For Forex traders, the issue is what to make of the data in regards to potential QE from the Fed. In a speech to economists last month, Fed Chairman Ben Bernanke seemed to indicate that he favors more stimulus as the current job growth is occurring to slowly. On the other hand, other Fed members have publicly stated that they aren’t in favor of more QE and would prefer to leave things be for the foreseeable future. This line of thought appeared to have prevailed at last week’s FOMC meeting where there was little to indicate that the Fed was ready to act aggressively.
Coming back to today’s Non Farm Payrolls figure the question is what would it take to “seal the deal” and cause the Fed to stimulate. Would a poor figure be enough, or will we need to see an outright stall in employment growth? As such, in the event of a worse than expected figure, but not outwardly terrible, we could see a choppy market for the dollar take place without a clear cut direction. A similar occurrence was seen in the Euro yesterday following the ECB’s Interest Rate meeting where Forex traders don’t see to know what to make of the central bank’s inaction.
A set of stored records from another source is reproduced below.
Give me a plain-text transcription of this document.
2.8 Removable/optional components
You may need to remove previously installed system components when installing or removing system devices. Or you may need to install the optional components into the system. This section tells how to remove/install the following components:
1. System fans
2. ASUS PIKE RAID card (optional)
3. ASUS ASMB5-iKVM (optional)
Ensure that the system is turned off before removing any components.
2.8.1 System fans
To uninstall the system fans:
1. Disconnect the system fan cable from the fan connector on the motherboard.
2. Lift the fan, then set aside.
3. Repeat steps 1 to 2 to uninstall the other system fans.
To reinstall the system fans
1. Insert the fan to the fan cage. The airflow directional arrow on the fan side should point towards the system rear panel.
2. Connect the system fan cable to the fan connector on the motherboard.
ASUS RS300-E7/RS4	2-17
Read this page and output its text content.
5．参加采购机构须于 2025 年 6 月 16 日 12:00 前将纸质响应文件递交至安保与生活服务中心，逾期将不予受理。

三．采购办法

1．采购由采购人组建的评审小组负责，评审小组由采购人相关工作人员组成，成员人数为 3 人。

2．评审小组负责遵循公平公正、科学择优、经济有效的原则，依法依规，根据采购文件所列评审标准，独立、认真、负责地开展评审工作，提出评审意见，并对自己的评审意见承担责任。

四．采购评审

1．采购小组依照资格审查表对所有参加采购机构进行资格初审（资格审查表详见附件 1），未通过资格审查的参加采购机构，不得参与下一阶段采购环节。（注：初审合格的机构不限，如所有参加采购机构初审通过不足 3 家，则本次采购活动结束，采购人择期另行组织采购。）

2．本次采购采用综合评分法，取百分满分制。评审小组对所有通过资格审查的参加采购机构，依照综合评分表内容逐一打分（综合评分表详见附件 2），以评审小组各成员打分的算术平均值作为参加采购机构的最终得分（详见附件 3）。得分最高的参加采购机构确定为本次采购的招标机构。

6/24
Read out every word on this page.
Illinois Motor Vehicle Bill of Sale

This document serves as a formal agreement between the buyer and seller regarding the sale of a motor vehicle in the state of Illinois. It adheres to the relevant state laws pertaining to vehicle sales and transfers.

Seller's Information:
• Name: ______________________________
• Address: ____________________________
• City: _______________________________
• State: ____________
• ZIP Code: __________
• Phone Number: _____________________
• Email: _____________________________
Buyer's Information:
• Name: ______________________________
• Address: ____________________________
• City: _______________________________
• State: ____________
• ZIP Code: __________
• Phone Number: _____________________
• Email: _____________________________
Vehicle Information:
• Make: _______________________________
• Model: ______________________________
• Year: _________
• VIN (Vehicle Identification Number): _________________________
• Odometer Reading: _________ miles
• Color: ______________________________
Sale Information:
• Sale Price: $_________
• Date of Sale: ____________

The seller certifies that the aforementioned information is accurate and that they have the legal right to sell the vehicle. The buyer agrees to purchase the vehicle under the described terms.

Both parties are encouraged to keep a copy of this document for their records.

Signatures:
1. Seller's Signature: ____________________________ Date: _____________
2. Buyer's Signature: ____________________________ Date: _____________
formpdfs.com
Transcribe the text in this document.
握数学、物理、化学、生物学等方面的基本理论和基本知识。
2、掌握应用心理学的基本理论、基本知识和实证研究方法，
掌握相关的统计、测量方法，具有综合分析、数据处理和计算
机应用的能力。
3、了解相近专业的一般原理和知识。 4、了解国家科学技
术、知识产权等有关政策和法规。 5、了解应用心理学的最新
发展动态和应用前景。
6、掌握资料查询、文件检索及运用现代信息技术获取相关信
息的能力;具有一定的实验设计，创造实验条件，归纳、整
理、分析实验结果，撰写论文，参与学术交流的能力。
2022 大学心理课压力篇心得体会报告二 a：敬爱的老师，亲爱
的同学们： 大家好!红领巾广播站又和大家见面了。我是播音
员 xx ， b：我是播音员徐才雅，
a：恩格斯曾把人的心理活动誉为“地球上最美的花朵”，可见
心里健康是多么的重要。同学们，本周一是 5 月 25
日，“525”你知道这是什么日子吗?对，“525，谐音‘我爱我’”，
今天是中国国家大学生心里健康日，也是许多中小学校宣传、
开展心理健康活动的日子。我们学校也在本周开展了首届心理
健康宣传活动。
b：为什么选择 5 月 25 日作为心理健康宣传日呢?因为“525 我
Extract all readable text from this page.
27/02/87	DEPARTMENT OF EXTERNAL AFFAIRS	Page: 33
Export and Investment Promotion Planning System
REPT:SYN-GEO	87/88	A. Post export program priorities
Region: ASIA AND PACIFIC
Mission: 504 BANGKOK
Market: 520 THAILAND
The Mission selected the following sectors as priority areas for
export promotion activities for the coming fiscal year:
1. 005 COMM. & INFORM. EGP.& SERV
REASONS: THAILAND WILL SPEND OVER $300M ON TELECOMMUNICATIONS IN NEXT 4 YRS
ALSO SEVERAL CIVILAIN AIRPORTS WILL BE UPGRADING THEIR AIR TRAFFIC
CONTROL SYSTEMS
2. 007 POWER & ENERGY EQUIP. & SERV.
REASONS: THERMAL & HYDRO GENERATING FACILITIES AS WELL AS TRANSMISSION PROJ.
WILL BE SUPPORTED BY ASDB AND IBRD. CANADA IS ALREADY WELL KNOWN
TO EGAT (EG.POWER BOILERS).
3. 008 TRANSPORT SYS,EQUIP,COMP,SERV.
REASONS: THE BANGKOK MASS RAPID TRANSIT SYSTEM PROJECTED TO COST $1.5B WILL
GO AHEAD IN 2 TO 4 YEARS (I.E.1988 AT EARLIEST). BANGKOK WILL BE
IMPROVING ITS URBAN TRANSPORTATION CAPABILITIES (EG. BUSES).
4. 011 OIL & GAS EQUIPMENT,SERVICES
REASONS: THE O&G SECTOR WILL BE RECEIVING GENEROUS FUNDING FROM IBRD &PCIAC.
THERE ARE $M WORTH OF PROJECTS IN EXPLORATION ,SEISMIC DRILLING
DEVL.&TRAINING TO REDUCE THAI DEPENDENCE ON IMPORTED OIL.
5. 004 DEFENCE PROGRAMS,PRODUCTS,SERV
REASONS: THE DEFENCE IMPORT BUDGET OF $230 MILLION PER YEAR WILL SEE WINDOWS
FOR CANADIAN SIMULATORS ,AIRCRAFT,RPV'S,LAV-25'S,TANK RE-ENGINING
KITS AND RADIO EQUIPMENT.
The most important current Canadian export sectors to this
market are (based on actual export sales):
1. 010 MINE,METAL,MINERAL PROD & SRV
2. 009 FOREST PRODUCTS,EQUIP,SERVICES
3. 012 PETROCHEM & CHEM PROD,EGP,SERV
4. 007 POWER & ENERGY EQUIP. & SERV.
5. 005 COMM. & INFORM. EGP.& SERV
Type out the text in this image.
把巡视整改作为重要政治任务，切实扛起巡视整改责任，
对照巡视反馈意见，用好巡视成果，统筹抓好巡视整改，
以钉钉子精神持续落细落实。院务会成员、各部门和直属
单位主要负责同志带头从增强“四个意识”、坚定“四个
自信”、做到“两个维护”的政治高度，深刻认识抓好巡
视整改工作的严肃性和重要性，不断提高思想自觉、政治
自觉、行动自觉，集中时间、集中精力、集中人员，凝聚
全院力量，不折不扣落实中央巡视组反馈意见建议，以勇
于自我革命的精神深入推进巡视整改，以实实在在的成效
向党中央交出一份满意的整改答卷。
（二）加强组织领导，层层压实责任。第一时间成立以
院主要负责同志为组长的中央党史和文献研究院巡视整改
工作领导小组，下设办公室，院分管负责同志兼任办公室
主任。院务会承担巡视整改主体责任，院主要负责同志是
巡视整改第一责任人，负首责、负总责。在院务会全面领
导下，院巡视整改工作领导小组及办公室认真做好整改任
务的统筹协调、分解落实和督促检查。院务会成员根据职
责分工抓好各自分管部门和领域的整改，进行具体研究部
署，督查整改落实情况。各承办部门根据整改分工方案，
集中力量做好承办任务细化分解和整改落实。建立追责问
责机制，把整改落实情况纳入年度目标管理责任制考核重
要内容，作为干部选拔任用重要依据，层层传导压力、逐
On the other hand, if today’s NFP does meet or exceed expectations, it should be enough to quiet any of the Fed doves for at least another month. In such a scenario the USDJPY (see Play of the Day) could see multi day upside momentum if the figures were to cause the pair to trade and close the week above 80.60 resistance. Also, any dollar rally could put pressure on the GBPUSD which has formed at 1.6150 support base, but would be vulnerable to selling were that level to be broken.
Swiss Retail Sales
SwiftTick readers know we are into the EURCHF. As such, we feel obligated to menetion that Swiss Retail Sales figures are due out this morning. While we don’t believe the figure will be a game changer in the EURCHF. it's worth noting that Swiss National Bank (SNB) has pointed out that weakness in exports due to a strong franc has been offset by domestic gains. As such, a worse than expected figure today could raise the chants from Swiss businesses to raise the EURCHF price floor from its 1.2000 level.